OTAA accept not received when in reach of multiple gateways

bluejedi · November 26, 2019, 12:05pm

This is the current LMIC reference library for the Arduino framework and SX1276 based modules like HPD13A and RFM95W. But version 2.3.2 is not the latest version.

Grillbaer · November 26, 2019, 6:37pm

No. I expect a small helix inside the <40 mm plastic cover:

Shouldn’t antenna gain have a quite symmetric effect on TX and RX? But I don’t know to much about HF…

That would be a simple way to test it. I’m going to do some more tests at the week-end, perhaps they give some more insights.

cslorabox · November 26, 2019, 6:39pm

Gain, yes. But something like digital or power supply noise from the local system is more likely to be an issue for receiving than transmitting.

That said LoRa has a LOT more immunity to such things than other sub-GHz schemes (OOK remote controls are very susceptible for example)

Grillbaer · November 26, 2019, 6:53pm

Oh, thank you I only looked at the github releases, not the tags. Then I’ll switch to MCCI LoRaWAN LMIC library@3.0.99.

Is this lib a good choice for ESP32? It needs not necessarily be based on the Arduino libs for me.

Grillbaer · November 26, 2019, 7:04pm

Sounds possible. I could try to have a look at the LoRa power supply with the oscilloscope. This revision of the T-Beam board has some mighty multi-purpose AXP192 power management chip on it, the big chip between display and antenna with nearly as much pins as the µC, which is covered by the display. Who knows, what its output looks like…

arjanvanb · November 26, 2019, 7:38pm

Another fun fact that might affect/help your testing of downlinks transmitted by remote gateways, after the device has joined: (at least) in the EU868 frequency plan, a downlink in RX2 uses SF9, regardless what SF was used in the uplink. And that uses an increased power:

This does not apply to the OTAA Join Accept (as at that point the device does not yet know about the TTN-specific settings, which it actually gets in the data of that very Join Accept). But after joining, or when using ABP, you might turn off the close-by gateway, schedule a downlink in TTN Console, and transmit a SF11 or SF12 uplink to increase the chance that TTN will tell the remote gateway to use RX2 with SF9 and a higher transmission power for a downlink.

I’ve no idea of any of the above is useful for debugging the topic at hand. However, testing for RX2 is good anyway!

Grillbaer · November 26, 2019, 8:18pm

So, this is the noise on the 3.3 V supply voltage of the LoRa module:

Lots of bursts of spikes with at least 30 mV peak-peak.
On spike zoomed in:

And this is with a 100 nF capacitor soldered directly to the power supply pins:

Much better

I have to stop the modifications before doing some more testing, now. Otherwise I won’t know what was the cause.

cslorabox · November 26, 2019, 9:02pm

Bypass capacitors are of course important.
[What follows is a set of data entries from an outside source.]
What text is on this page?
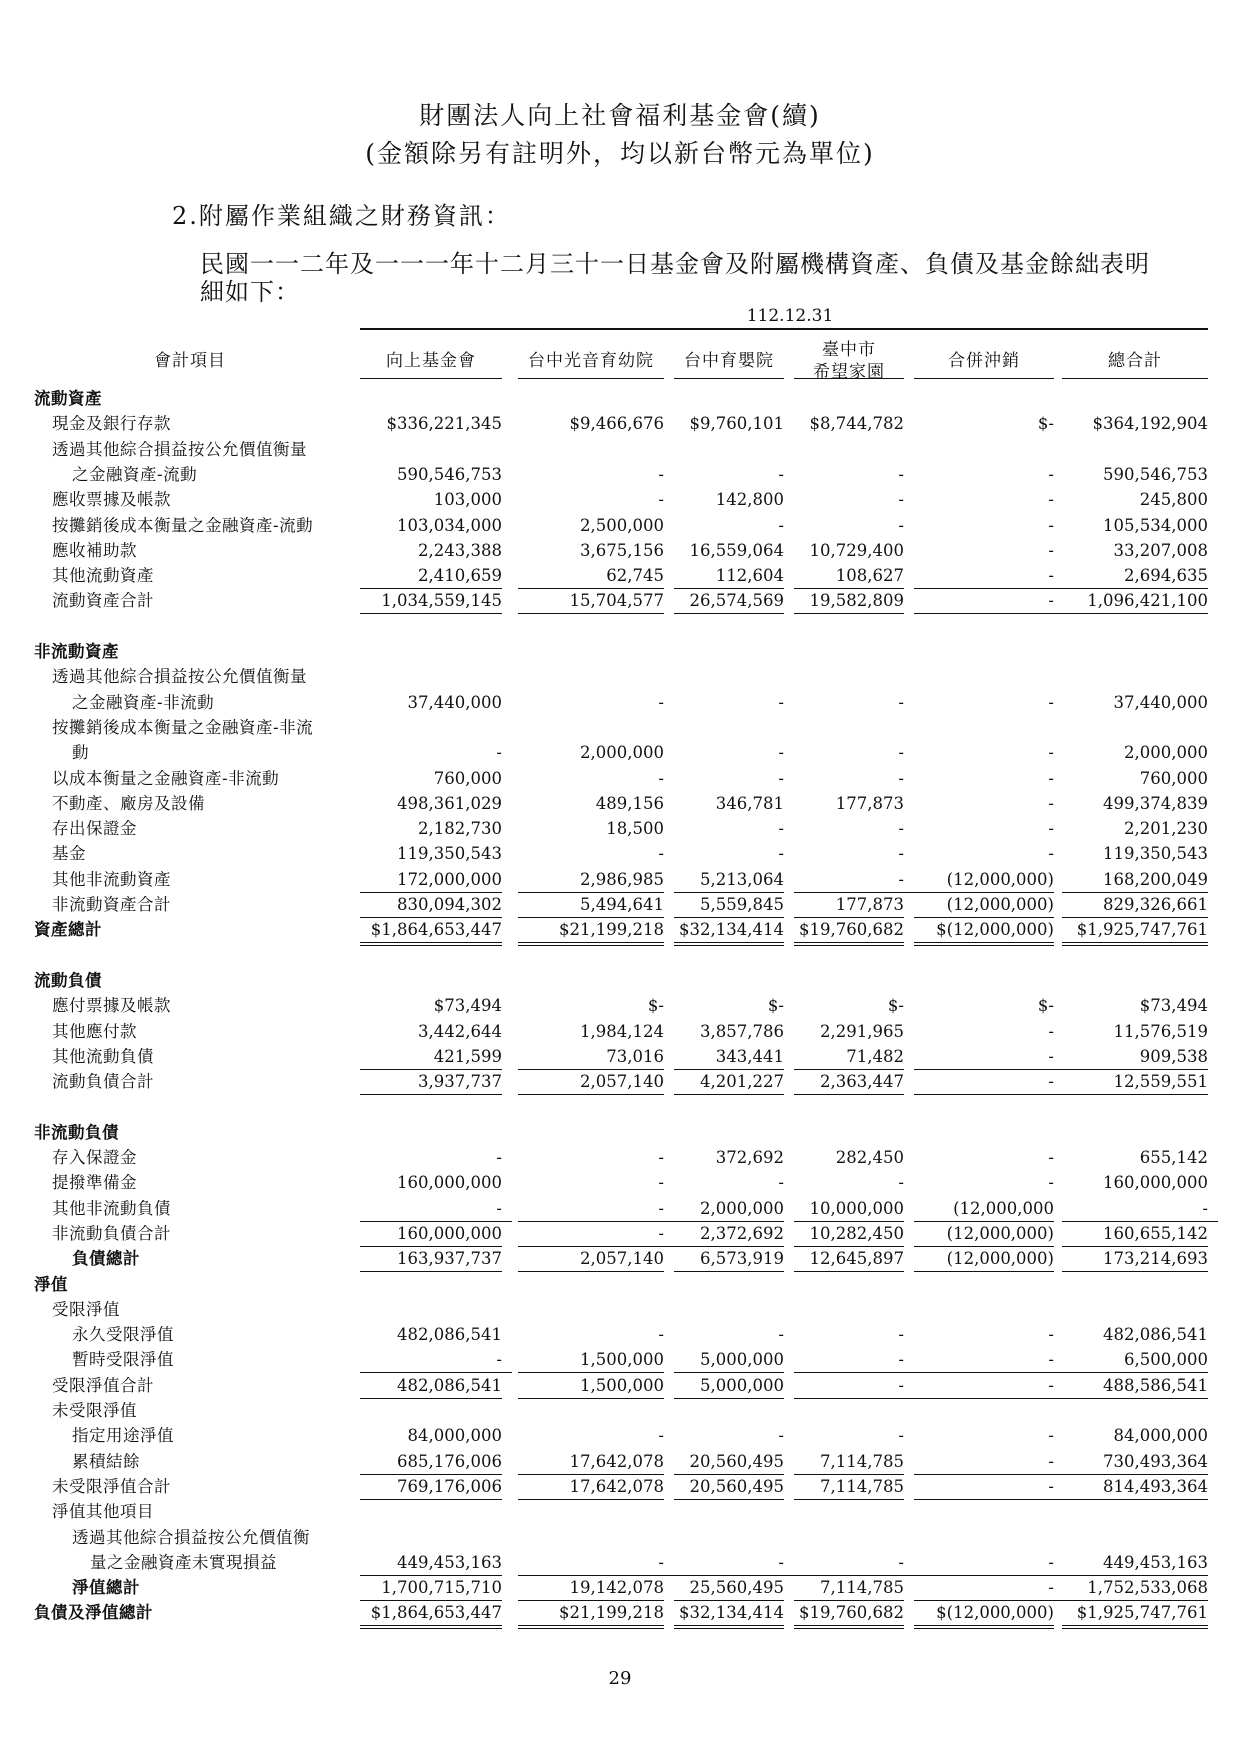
財團法人向上社會福利基金會(續)
(金額除另有註明外，均以新台幣元為單位)
2.附屬作業組織之財務資訊：
民國一一二年及一一一年十二月三十一日基金會及附屬機構資產、負債及基金餘絀表明細如下：
112.12.31
會計項目	向上基金會	台中光音育幼院	台中育嬰院
臺中市
希望家園
合併沖銷	總合計
流動資產
現金及銀行存款	$336,221,345	$9,466,676	$9,760,101	$8,744,782	$-	$364,192,904
透過其他綜合損益按公允價值衡量
之金融資產-流動	590,546,753	-	-	-	-	590,546,753
應收票據及帳款	103,000	-	142,800	-	-	245,800
按攤銷後成本衡量之金融資產-流動	103,034,000	2,500,000	-	-	-	105,534,000
應收補助款	2,243,388	3,675,156	16,559,064	10,729,400	-	33,207,008
其他流動資產	2,410,659	62,745	112,604	108,627	-	2,694,635
流動資產合計	1,034,559,145	15,704,577	26,574,569	19,582,809	-	1,096,421,100
非流動資產
透過其他綜合損益按公允價值衡量
之金融資產-非流動	37,440,000	-	-	-	-	37,440,000
按攤銷後成本衡量之金融資產-非流
動	-	2,000,000	-	-	-	2,000,000
以成本衡量之金融資產-非流動	760,000	-	-	-	-	760,000
不動產、廠房及設備	498,361,029	489,156	346,781	177,873	-	499,374,839
存出保證金	2,182,730	18,500	-	-	-	2,201,230
基金	119,350,543	-	-	-	-	119,350,543
其他非流動資產	172,000,000	2,986,985	5,213,064	-	(12,000,000)	168,200,049
非流動資產合計	830,094,302	5,494,641	5,559,845	177,873	(12,000,000)	829,326,661
資產總計	$1,864,653,447	$21,199,218 $32,134,414 $19,760,682	$(12,000,000)	$1,925,747,761
流動負債
應付票據及帳款	$73,494	$-	$-	$-	$-	$73,494
其他應付款	3,442,644	1,984,124	3,857,786	2,291,965	-	11,576,519
其他流動負債	421,599	73,016	343,441	71,482	-	909,538
流動負債合計	3,937,737	2,057,140	4,201,227	2,363,447	-	12,559,551
非流動負債
存入保證金	-	-	372,692	282,450	-	655,142
提撥準備金	160,000,000	-	-	-	-	160,000,000
其他非流動負債	-	-	2,000,000	10,000,000	(12,000,000	-
非流動負債合計	160,000,000	-	2,372,692	10,282,450	(12,000,000)	160,655,142
負債總計	163,937,737	2,057,140	6,573,919	12,645,897	(12,000,000)	173,214,693
淨值
受限淨值
永久受限淨值	482,086,541	-	-	-	-	482,086,541
暫時受限淨值	-	1,500,000	5,000,000	-	-	6,500,000
受限淨值合計	482,086,541	1,500,000	5,000,000	-	-	488,586,541
未受限淨值
指定用途淨值	84,000,000	-	-	-	-	84,000,000
累積結餘	685,176,006	17,642,078	20,560,495	7,114,785	-	730,493,364
未受限淨值合計	769,176,006	17,642,078	20,560,495	7,114,785	-	814,493,364
淨值其他項目
透過其他綜合損益按公允價值衡
量之金融資產未實現損益	449,453,163	-	-	-	-	449,453,163
淨值總計	1,700,715,710	19,142,078	25,560,495	7,114,785	-	1,752,533,068
負債及淨值總計	$1,864,653,447	$21,199,218 $32,134,414 $19,760,682	$(12,000,000)	$1,925,747,761
29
I have to say my first guess is not that local digital noise is your problem - I mentioned that with regard to the antenna reciprocity question, but don’t mean to encourage getting too sidetracked.
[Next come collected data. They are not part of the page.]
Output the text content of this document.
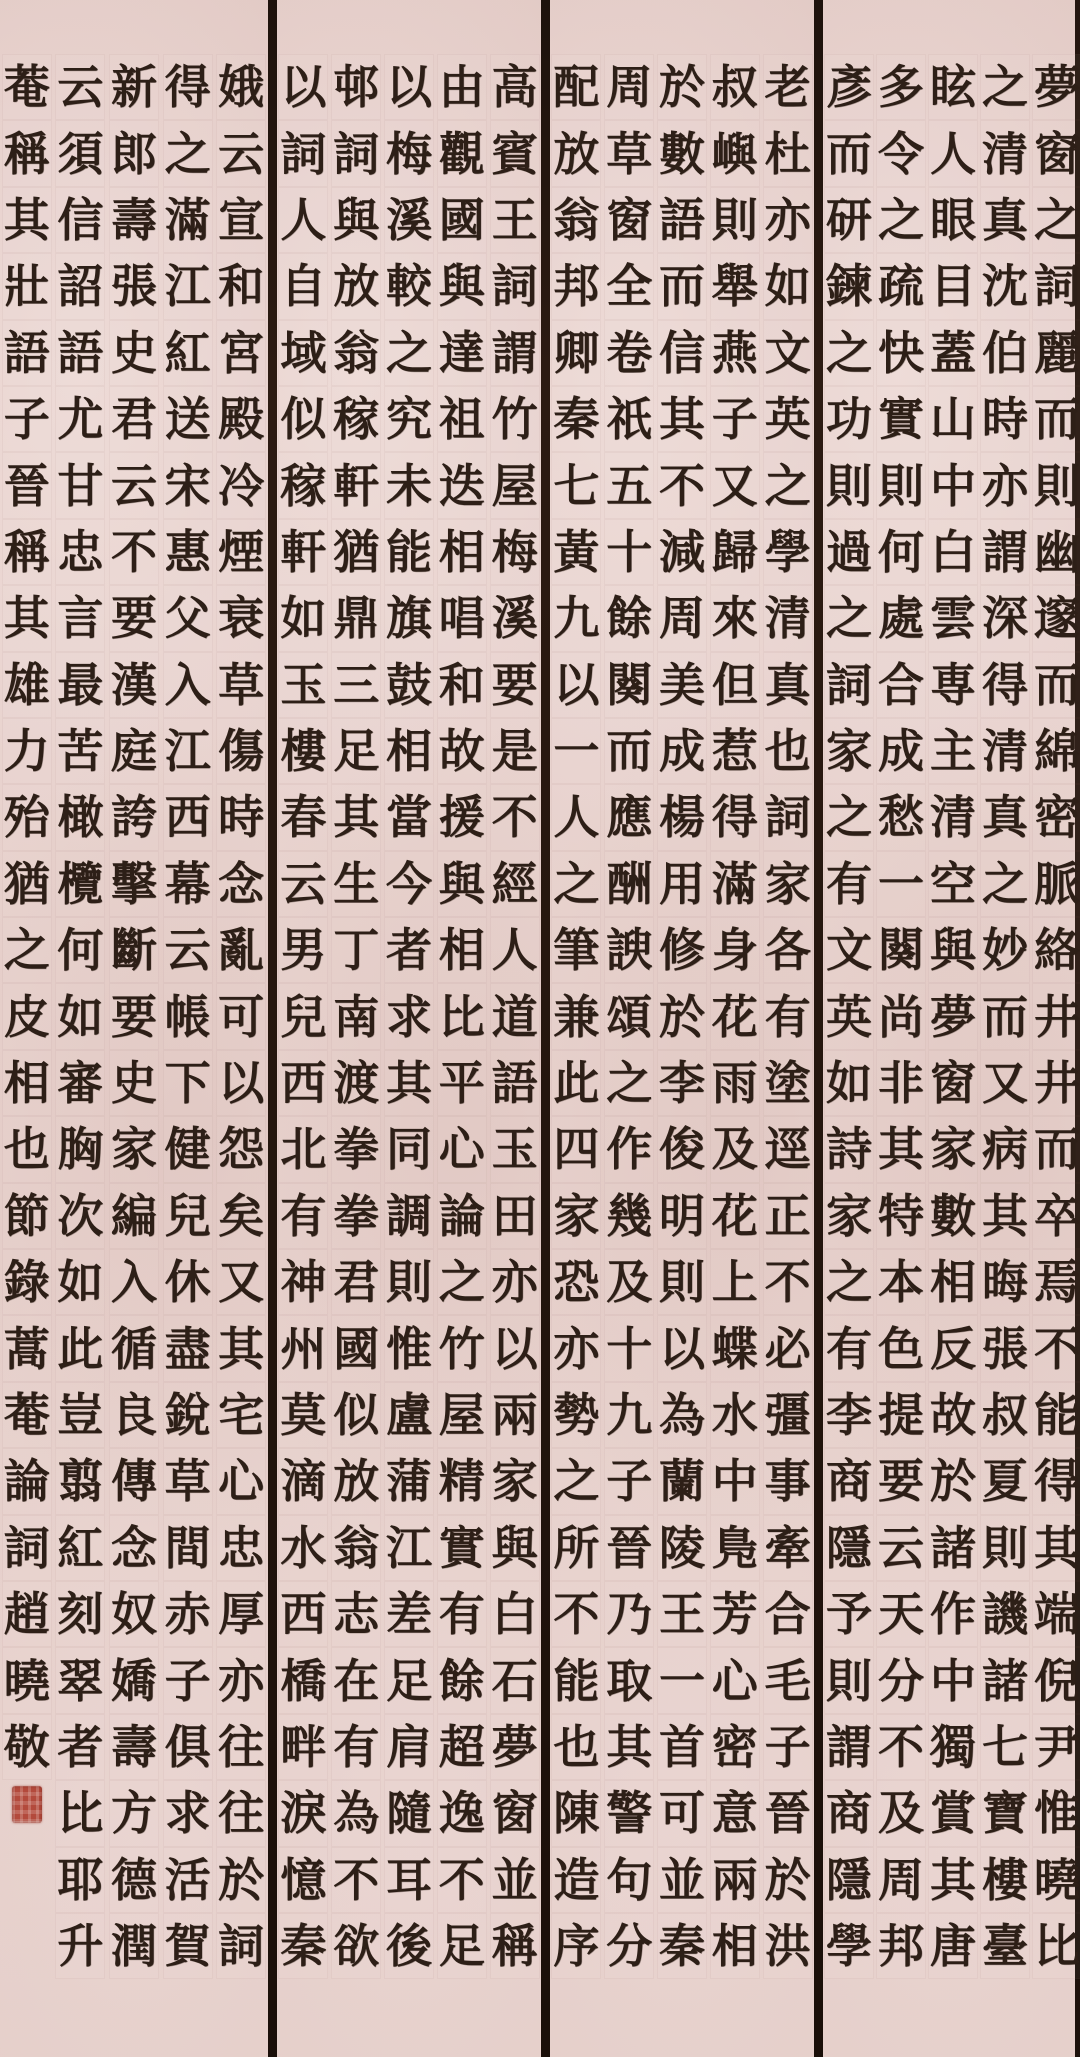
娥
云
宣
和
宮
殿
冷
煙
衰
草
傷
時
念
亂
可
以
怨
矣
又
其
宅
心
忠
厚
亦
往
往
於
詞
得
之
滿
江
紅
送
宋
惠
父
入
江
西
幕
云
帳
下
健
兒
休
盡
銳
草
間
赤
子
俱
求
活
賀
新
郎
壽
張
史
君
云
不
要
漢
庭
誇
擊
斷
要
史
家
編
入
循
良
傳
念
奴
嬌
壽
方
德
潤
云
須
信
詔
語
尤
甘
忠
言
最
苦
橄
欖
何
如
審
胸
次
如
此
豈
翦
紅
刻
翠
者
比
耶
升
菴
稱
其
壯
語
子
晉
稱
其
雄
力
殆
猶
之
皮
相
也
節
錄
蒿
菴
論
詞
趙
曉
敬
高
賓
王
詞
謂
竹
屋
梅
溪
要
是
不
經
人
道
語
玉
田
亦
以
兩
家
與
白
石
夢
窗
並
稱
由
觀
國
與
達
祖
迭
相
唱
和
故
援
與
相
比
平
心
論
之
竹
屋
精
實
有
餘
超
逸
不
足
以
梅
溪
較
之
究
未
能
旗
鼓
相
當
今
者
求
其
同
調
則
惟
盧
蒲
江
差
足
肩
隨
耳
後
邨
詞
與
放
翁
稼
軒
猶
鼎
三
足
其
生
丁
南
渡
拳
拳
君
國
似
放
翁
志
在
有
為
不
欲
以
詞
人
自
域
似
稼
軒
如
玉
樓
春
云
男
兒
西
北
有
神
州
莫
滴
水
西
橋
畔
淚
憶
秦
老
杜
亦
如
文
英
之
學
清
真
也
詞
家
各
有
塗
逕
正
不
必
彊
事
牽
合
毛
子
晉
於
洪
叔
嶼
則
舉
燕
子
又
歸
來
但
惹
得
滿
身
花
雨
及
花
上
蝶
水
中
鳬
芳
心
密
意
兩
相
於
數
語
而
信
其
不
減
周
美
成
楊
用
修
於
李
俊
明
則
以
為
蘭
陵
王
一
首
可
並
秦
周
草
窗
全
卷
祇
五
十
餘
闋
而
應
酬
諛
頌
之
作
幾
及
十
九
子
晉
乃
取
其
警
句
分
配
放
翁
邦
卿
秦
七
黃
九
以
一
人
之
筆
兼
此
四
家
恐
亦
勢
之
所
不
能
也
陳
造
序
夢
窗
之
詞
麗
而
則
幽
邃
而
綿
密
脈
絡
井
井
而
卒
焉
不
能
得
其
端
倪
尹
惟
曉
比
之
清
真
沈
伯
時
亦
謂
深
得
清
真
之
妙
而
又
病
其
晦
張
叔
夏
則
譏
諸
七
寶
樓
臺
眩
人
眼
目
蓋
山
中
白
雲
専
主
清
空
與
夢
窗
家
數
相
反
故
於
諸
作
中
獨
賞
其
唐
多
令
之
疏
快
實
則
何
處
合
成
愁
一
闋
尚
非
其
特
本
色
提
要
云
天
分
不
及
周
邦
彥
而
研
鍊
之
功
則
過
之
詞
家
之
有
文
英
如
詩
家
之
有
李
商
隱
予
則
謂
商
隱
學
My actual suspicion is that some software issue, either in the node or on the infrastructure side, is meaning that you aren’t ending up with a LoRa radio transmitting and receiving with compatible settings at the same exact time.

bluejedi · November 27, 2019, 3:08pm

Yes it is, but if you prefer to use Espressif ESP-IDF instead of the Arduino framework, the same library has been ported to ESP-IDF.

See ttn-esp32 here:
Overview of LoRaWAN Libraries [HowTo] - #7 by blem

Grillbaer · November 27, 2019, 6:22pm

We will see … hopefully

Trying to figure out, why things don’t work as expected, is a great way to learn and get more insights in my eyes. Learning by debugging

Grillbaer · November 27, 2019, 6:32pm

Perhaps I can employ this hint, but I’ll first try to go step by step. Thanks

Grillbaer · November 30, 2019, 5:34pm

Today, I did some more testing.

The t-beam now displays RSSI and SNR for all downlink messages. Unfortunately, I don’t know how accurate the readings from the HPD13A registers on this board are. I used the conversion from the SX1276 data-sheet, since it’s a clone and I did not find a separate data-sheet. This does not take board specifica into account. The LMIC lib itself seems to contain some hardcoded conversions for RSSI, which do match for this chip.
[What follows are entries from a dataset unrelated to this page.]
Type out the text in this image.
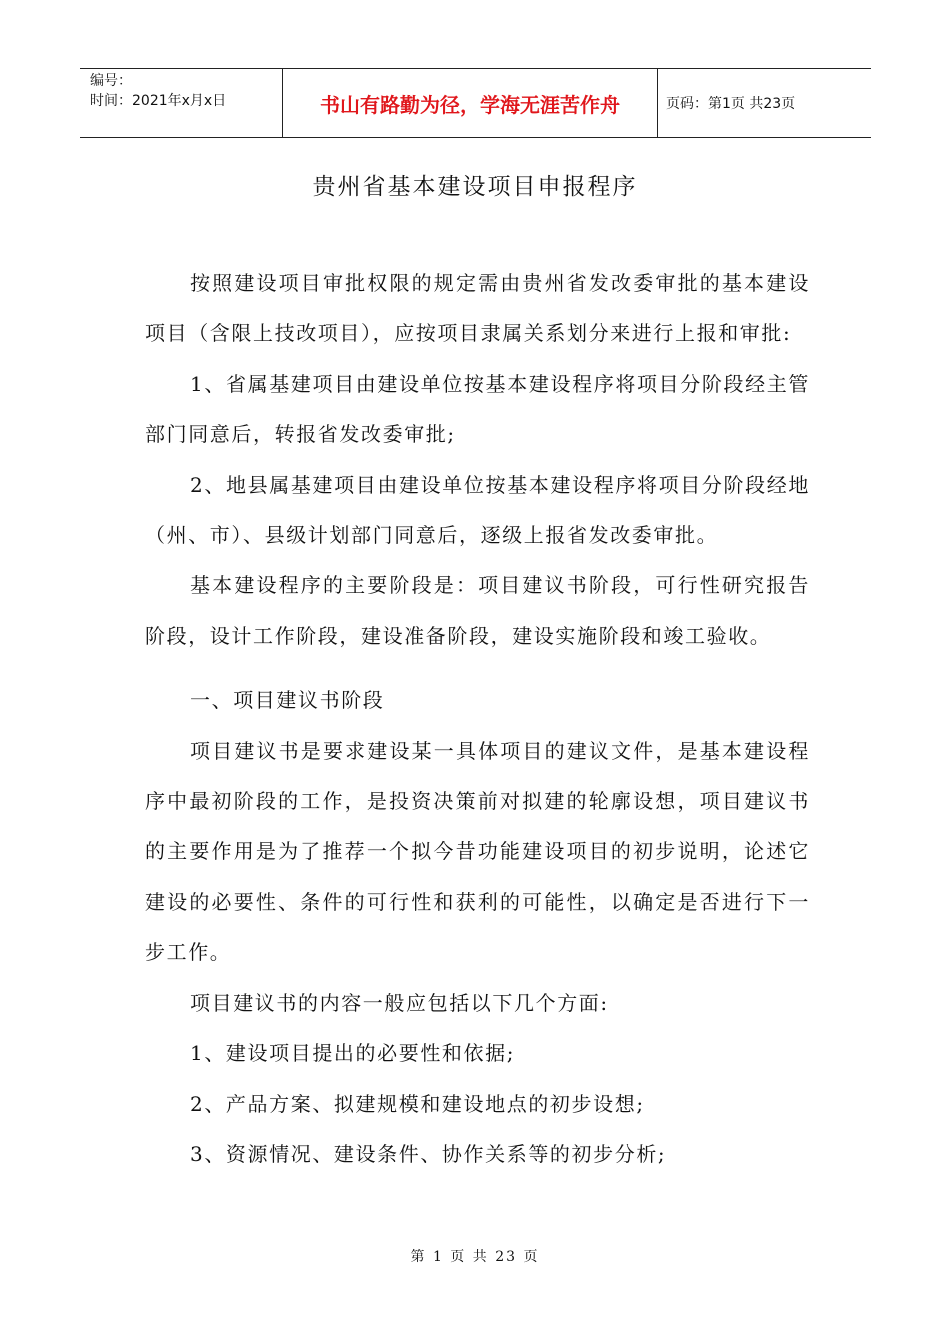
编号：
时间：2021年x月x日	书山有路勤为径，学海无涯苦作舟	页码：第1页 共23页
贵州省基本建设项目申报程序

按照建设项目审批权限的规定需由贵州省发改委审批的基本建设项目（含限上技改项目），应按项目隶属关系划分来进行上报和审批:

1、省属基建项目由建设单位按基本建设程序将项目分阶段经主管部门同意后，转报省发改委审批;

2、地县属基建项目由建设单位按基本建设程序将项目分阶段经地（州、市）、县级计划部门同意后，逐级上报省发改委审批。

基本建设程序的主要阶段是：项目建议书阶段，可行性研究报告阶段，设计工作阶段，建设准备阶段，建设实施阶段和竣工验收。

一、项目建议书阶段

项目建议书是要求建设某一具体项目的建议文件，是基本建设程序中最初阶段的工作，是投资决策前对拟建的轮廓设想，项目建议书的主要作用是为了推荐一个拟今昔功能建设项目的初步说明，论述它建设的必要性、条件的可行性和获利的可能性，以确定是否进行下一步工作。

项目建议书的内容一般应包括以下几个方面:

1、建设项目提出的必要性和依据;

2、产品方案、拟建规模和建设地点的初步设想;

3、资源情况、建设条件、协作关系等的初步分析;

第 1 页 共 23 页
I also added some shielding to the board. With this, I was able to get some successful joins at locations, where it did never work before.

The MQTT messages on my mobile phone were of great help!

Tests:

My TTIG off, so only the other GW was within reach. Joins were possible, but the success rate was 50% at best. It almost always received the join requests (visible in MQTT app log), but the device did not always receive the response. Even when I was only some hundred meters away, only about every second attempt succeeded.
The RSSI/SNR values at the GW were always better than those displayed on my device. Some samples:
location A: GW -108/8 vs. dev -112/4
location B: GW -72/12 vs. dev -82/7.5
My TTIG on, the device in the same house. I saw the join accepts coming from my GW. Joins were almost always successful, only sometimes the responses were not visible on my GW traffic log. RSSI/SNR about GW -68/10 vs. dev -80/9.
I tested with a second T-Beam, same revision, also with shielding. The behavior and RSSI/SNR readings were not much different.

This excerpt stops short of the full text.